Employees who have worked in multiple departments or business units — even if those movements have been lateral as opposed to strictly linear — report much higher levels of company loyalty and job satisfaction than employees within the same department who lack the same depth of internal experience. As observed, then, the quickest way to upskill any workforce seems pretty simple: provide as many paths to internal mobility as possible.
Made it this far: A long retention span
Whether part of a rotational program or a dedicated internal recruiting and employee-development initiative, moving people around within an organisation makes workers feel more invested in not only their job performance but also the bigger business picture and their impact on organisational success. And the more invested employees are, the greater the relative ROI will be for both recruiting and retention.
Additionally, internal mobility’s significant impact on retention results makes hiring exponentially less frustrating. Instead of constantly building and nurturing a pipeline of potential candidates, your organisation can instead focus on proactively developing, retaining and engaging top performers and high-potential workers.
This does not mean a stop to external sourcing; internal mobility, obviously, creates the need to backfill existing roles with new hires. The difference is that most of these internal movements are ultimately promotions and backfilling these roles requires less experience or position-related requirements than backfilling the higher level jobs successfully filled through internal hiring. In short, backfilling is easier to source.

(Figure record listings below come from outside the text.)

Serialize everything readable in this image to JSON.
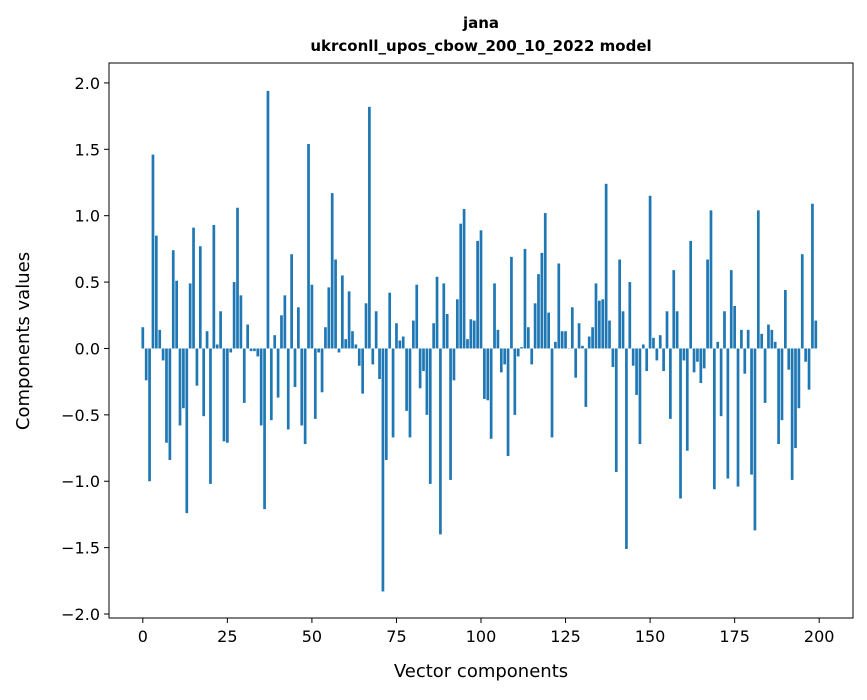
{
  "chart_data": {
    "type": "bar",
    "title": "jana",
    "subtitle": "ukrconll_upos_cbow_200_10_2022 model",
    "xlabel": "Vector components",
    "ylabel": "Components values",
    "xlim": [
      -10,
      210
    ],
    "ylim": [
      -2.03,
      2.15
    ],
    "xticks": [
      0,
      25,
      50,
      75,
      100,
      125,
      150,
      175,
      200
    ],
    "xtick_labels": [
      "0",
      "25",
      "50",
      "75",
      "100",
      "125",
      "150",
      "175",
      "200"
    ],
    "yticks": [
      -2.0,
      -1.5,
      -1.0,
      -0.5,
      0.0,
      0.5,
      1.0,
      1.5,
      2.0
    ],
    "ytick_labels": [
      "−2.0",
      "−1.5",
      "−1.0",
      "−0.5",
      "0.0",
      "0.5",
      "1.0",
      "1.5",
      "2.0"
    ],
    "grid": false,
    "bar_color": "#1f77b4",
    "values": [
      0.16,
      -0.24,
      -1.0,
      1.46,
      0.85,
      0.14,
      -0.09,
      -0.71,
      -0.84,
      0.74,
      0.51,
      -0.58,
      -0.45,
      -1.24,
      0.49,
      0.91,
      -0.28,
      0.77,
      -0.51,
      0.13,
      -1.02,
      0.93,
      0.03,
      0.28,
      -0.7,
      -0.71,
      -0.03,
      0.5,
      1.06,
      0.4,
      -0.41,
      0.18,
      -0.02,
      -0.02,
      -0.06,
      -0.58,
      -1.21,
      1.94,
      -0.54,
      0.1,
      -0.37,
      0.25,
      0.4,
      -0.61,
      0.71,
      -0.29,
      0.31,
      -0.58,
      -0.72,
      1.54,
      0.48,
      -0.53,
      -0.03,
      -0.33,
      0.16,
      0.46,
      1.17,
      0.67,
      -0.03,
      0.55,
      0.07,
      0.43,
      0.13,
      0.03,
      -0.13,
      -0.34,
      0.34,
      1.82,
      -0.12,
      0.28,
      -0.23,
      -1.83,
      -0.84,
      0.42,
      -0.67,
      0.19,
      0.06,
      0.09,
      -0.47,
      -0.67,
      0.21,
      0.48,
      -0.3,
      -0.17,
      -0.5,
      -1.02,
      0.19,
      0.54,
      -1.4,
      0.49,
      0.26,
      -0.99,
      -0.24,
      0.37,
      0.94,
      1.05,
      0.07,
      0.22,
      0.21,
      0.81,
      0.89,
      -0.38,
      -0.39,
      -0.68,
      0.49,
      0.14,
      -0.18,
      -0.12,
      -0.81,
      0.69,
      -0.5,
      -0.06,
      0.01,
      0.75,
      0.16,
      -0.12,
      0.34,
      0.56,
      0.72,
      1.02,
      0.27,
      -0.67,
      0.05,
      0.64,
      0.13,
      0.13,
      0.0,
      0.31,
      -0.22,
      0.19,
      0.02,
      -0.44,
      0.09,
      0.16,
      0.49,
      0.36,
      0.37,
      1.24,
      0.21,
      -0.14,
      -0.93,
      0.67,
      0.28,
      -1.51,
      0.5,
      -0.13,
      -0.35,
      -0.72,
      0.03,
      -0.17,
      1.15,
      0.08,
      -0.09,
      0.1,
      -0.17,
      0.28,
      -0.53,
      0.59,
      0.28,
      -1.13,
      -0.09,
      -0.77,
      0.81,
      -0.18,
      -0.1,
      -0.26,
      -0.15,
      0.67,
      1.04,
      -1.06,
      0.05,
      -0.51,
      0.28,
      -0.98,
      0.59,
      0.32,
      -1.04,
      0.14,
      -0.19,
      0.14,
      -0.95,
      -1.37,
      1.04,
      0.11,
      -0.41,
      0.18,
      0.14,
      0.05,
      -0.72,
      -0.54,
      0.44,
      -0.16,
      -0.99,
      -0.75,
      -0.45,
      0.71,
      -0.1,
      -0.31,
      1.09,
      0.21
    ]
  }
}
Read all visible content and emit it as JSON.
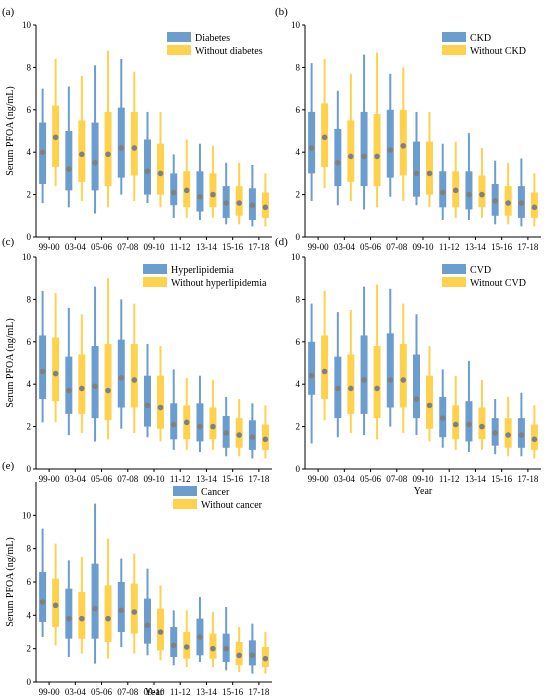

And, naturally, organisations that consistently develop and promote internal workers as an integral part of their talent culture are more likely to generate exponentially more referrals than those without a talent mobility strategy in place. According to research in India Recruiting Trends 2016, conducted by LinkedIn Talent Solutions, “Nearly 55% of talent leaders see employee referral programmes as the top source of quality hire," says Irfan Abdulla, Director, Talent Solutions, LinkedIn India.” So ask yourself: what portion of your talent budget is devoted to employee mobility? What could be a big miss is, fortunately, easily correctable.
Company culture and internal recruiting
HR departments, managers and employees — we all share the responsibility for investing in internal recruiting. It starts with an organisation’s commitment to a talent-sharing mindset, a focus that creates continuous development opportunities for employees across roles, projects or gigs within their current jobs.
Internal recruiting builds on a foundation of support: managers need to have deeper conversations with their teams about expectations for future assignments, including how that work may impact career paths over time. They should also be intentional about modelling transparency, regularly updating senior leadership on hiring successes and challenges so expectations are aligned around the company’s needs versus individuals’ ambitions.
Finally, employees must recognise that mobility will be a natural part of working at your organisation, and taking advantage of that opportunity includes keeping skill sets up to date, discovering cross-training opportunities and encouraging cross-functional collaboration as much as possible.